I am running PySpark script in which I am doing anti join & union of 2 dataframes. But I want to do it in Spark SQL.
df_src:
+-------+-------+
|call_id|call_nm|
+-------+-------+
| 100| QC|
| 105| XY|
| 110| NM|
| 115| AB|
+-------+-------+
df_lkp:
+-------+-------+
|call_id|call_nm|
+-------+-------+
| 100| QC|
| 105| XY|
| 106| XZ|
+-------+-------+
We have two dataframes: df_src & df_lkp. I am extracting unmatched records from df_src:
df_unmatched = df_src.join(df_lkp, on=column_nm, how='left_anti')
It is giving this result:
df_unmatched
+-------+-------+
|call_id|call_nm|
+-------+-------+
| 110| NM|
| 115| AB|
+-------+-------+
But I want to do this part using Spark SQL. I have created temporary view vw_df_src
& vw_df_lkp
and trying to run the following query, but not getting the result.

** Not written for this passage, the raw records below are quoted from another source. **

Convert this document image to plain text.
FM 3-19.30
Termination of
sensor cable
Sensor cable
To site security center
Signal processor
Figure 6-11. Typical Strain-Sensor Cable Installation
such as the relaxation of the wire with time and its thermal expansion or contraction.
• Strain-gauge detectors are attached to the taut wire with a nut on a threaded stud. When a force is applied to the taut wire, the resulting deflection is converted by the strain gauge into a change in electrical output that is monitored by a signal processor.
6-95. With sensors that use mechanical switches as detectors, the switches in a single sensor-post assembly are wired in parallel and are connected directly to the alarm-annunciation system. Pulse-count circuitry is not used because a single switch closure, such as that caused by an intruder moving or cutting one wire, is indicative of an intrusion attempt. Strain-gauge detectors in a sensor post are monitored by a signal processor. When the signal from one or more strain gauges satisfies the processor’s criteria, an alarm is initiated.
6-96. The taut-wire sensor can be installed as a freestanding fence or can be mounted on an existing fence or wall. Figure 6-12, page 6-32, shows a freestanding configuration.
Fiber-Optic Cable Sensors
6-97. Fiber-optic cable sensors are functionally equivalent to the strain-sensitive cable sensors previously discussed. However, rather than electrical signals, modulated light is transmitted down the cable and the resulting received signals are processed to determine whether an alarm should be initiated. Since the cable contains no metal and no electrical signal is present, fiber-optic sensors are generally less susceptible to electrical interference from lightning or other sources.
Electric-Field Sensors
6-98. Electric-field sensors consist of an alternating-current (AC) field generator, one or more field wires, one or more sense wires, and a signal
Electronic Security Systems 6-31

unmatched_sql = "SELECT * from vw_df_src where {0} in (select {0} from vw_df_src minus select {0} from vw_df_lkp)".format('call_id')
df_unmatched = sqlContext.sql(unmatched_sql)
I am also doing union of both the dataframes and dropping duplicates. I am using below code:
df_src1 = df_lkp.union(df_src)
df_src1.show(10)
df_src2 = df_src1.dropDuplicates(['call_id'])
df_src2:
+-------+-------+
|call_id|call_nm|
+-------+-------+
| 110| NM|
| 100| QC|
| 115| AB|
| 106| XZ|
| 105| XY|
+-------+-------+
I want this to be done in Spark SQL too.
I am using the following code to create temp views:
df_src = sqlContext.read.format('com.databricks.spark.csv').option("delimiter", '\001').options(header='true',inferSchema='false').load(src_file_nm)
df_src.createOrReplaceTempView('vw_df_src')
df_lkp = sqlContext.read.format('com.databricks.spark.csv').option("delimiter", '\001').options(header='true',inferSchema='false').load(lkp_file)
df_lkp.createOrReplaceTempView('vw_df_lkp')
ANTI JOIN
spark.sql(
"""select * from vw_df_src LEFT ANTI JOIN
vw_df_lkp ON
vw_df_src.call_nm= vw_df_lkp.call_nm """).show()
+-------+-------+
|call_id|call_nm|
+-------+-------+
| 115| AB|
| 110| NM|
+-------+-------+
If running in a notebook cell not initialed as sql TRY
%sql
select * from vw_df_src LEFT ANTI JOIN
vw_df_lkp ON
vw_df_src.call_nm= vw_df_lkp.call_nm
UNION
In pyspark
, union returns duplicates and you have to drop_duplicates
() or use distinct()
. In sql, union eliminates duplicates. The following will therefore do. Spark 2.0.0 unionall()
retuned duplicates and union
is the thing
spark.sql(
"""select * from vw_df_src
union
select * from vw_df_lkp""" ).show()